After you key in the details listed above, the system will automatically calculate the CPF contributions that you will have to make for each employee, based on their wages, citizenship and ages. You can then make the payments via Direct Debit or eNETS.

If you submit the CPF contributions online, you will not have to pay the processing fee of $7 per employee per month. 

If you do not have access to a computer, you can also e-submit CPF contribution details via any mobile device, using the free “CPF e-Submit@mobile” mobile app, OR via any AXS station using the “CPF e-Submit@AXS” portal. 

Ensuring accurate and timely CPF contributions for your part-time employees is crucial as an employer. Failure to do so may lead to penalties and legal repercussions. Staying up-to-date with the latest CPF contribution rates and guidelines is essential to comply with the CPF regulations.

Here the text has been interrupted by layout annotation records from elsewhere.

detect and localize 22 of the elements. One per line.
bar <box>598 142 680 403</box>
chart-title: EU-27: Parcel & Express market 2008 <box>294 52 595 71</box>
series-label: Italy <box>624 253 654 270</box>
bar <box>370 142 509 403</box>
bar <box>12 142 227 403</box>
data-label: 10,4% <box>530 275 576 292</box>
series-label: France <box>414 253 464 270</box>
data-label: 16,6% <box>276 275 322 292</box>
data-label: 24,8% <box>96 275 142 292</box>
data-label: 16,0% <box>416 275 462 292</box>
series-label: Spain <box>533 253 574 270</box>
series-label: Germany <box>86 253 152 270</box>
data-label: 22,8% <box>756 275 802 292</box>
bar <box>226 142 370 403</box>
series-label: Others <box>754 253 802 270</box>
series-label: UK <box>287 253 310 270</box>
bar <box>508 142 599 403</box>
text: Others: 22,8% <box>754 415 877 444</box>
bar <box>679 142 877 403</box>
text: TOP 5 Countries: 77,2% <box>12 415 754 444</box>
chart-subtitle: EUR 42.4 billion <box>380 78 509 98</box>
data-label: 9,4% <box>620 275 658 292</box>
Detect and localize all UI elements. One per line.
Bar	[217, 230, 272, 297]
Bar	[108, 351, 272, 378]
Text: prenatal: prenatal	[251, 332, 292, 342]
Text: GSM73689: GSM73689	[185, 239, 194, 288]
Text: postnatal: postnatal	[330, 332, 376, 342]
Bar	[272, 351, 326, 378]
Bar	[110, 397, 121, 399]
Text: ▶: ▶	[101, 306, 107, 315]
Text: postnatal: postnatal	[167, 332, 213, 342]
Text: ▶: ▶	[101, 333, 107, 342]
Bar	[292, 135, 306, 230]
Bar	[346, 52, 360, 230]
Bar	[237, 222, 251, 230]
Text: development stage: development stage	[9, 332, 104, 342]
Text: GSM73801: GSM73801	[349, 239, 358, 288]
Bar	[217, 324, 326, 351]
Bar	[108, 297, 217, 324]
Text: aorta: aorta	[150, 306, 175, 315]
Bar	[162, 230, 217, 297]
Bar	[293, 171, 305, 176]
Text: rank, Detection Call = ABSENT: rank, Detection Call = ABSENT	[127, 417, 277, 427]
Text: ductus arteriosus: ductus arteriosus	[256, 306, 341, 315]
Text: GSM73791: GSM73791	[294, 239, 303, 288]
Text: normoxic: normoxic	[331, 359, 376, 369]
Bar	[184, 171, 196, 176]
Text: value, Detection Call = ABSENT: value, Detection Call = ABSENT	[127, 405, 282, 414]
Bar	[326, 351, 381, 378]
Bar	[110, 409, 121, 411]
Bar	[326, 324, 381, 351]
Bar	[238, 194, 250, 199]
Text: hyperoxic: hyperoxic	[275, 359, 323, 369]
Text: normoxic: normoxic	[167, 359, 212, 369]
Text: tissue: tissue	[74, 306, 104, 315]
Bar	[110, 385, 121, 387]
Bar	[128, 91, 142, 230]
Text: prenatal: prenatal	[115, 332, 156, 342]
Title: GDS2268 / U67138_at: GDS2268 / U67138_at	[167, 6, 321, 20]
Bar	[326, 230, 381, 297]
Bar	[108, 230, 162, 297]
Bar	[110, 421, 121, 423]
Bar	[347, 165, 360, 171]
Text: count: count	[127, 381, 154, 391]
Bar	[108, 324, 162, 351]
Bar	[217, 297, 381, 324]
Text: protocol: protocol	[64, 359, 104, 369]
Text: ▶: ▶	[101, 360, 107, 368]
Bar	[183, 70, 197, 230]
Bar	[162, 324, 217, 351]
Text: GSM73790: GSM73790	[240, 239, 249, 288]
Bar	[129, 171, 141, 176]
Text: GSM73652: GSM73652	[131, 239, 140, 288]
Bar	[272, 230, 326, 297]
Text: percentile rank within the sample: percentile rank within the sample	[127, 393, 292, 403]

Please remember that CPF contribution rates and guidelines are subject to change by the Singaporean government. To get the most current and accurate information on CPF contributions, it is advisable to refer to the official CPF website or consult with the Ministry of Manpower (MOM) in Singapore.

Now you know how much CPF contributions are for part-timers in Singapore. CPF ensures that individuals have a reliable savings plan, supporting them during retirement, healthcare needs, and homeownership. Part-time employees who meet the eligibility criteria must make CPF contributions, with rates varying based on age and monthly wages.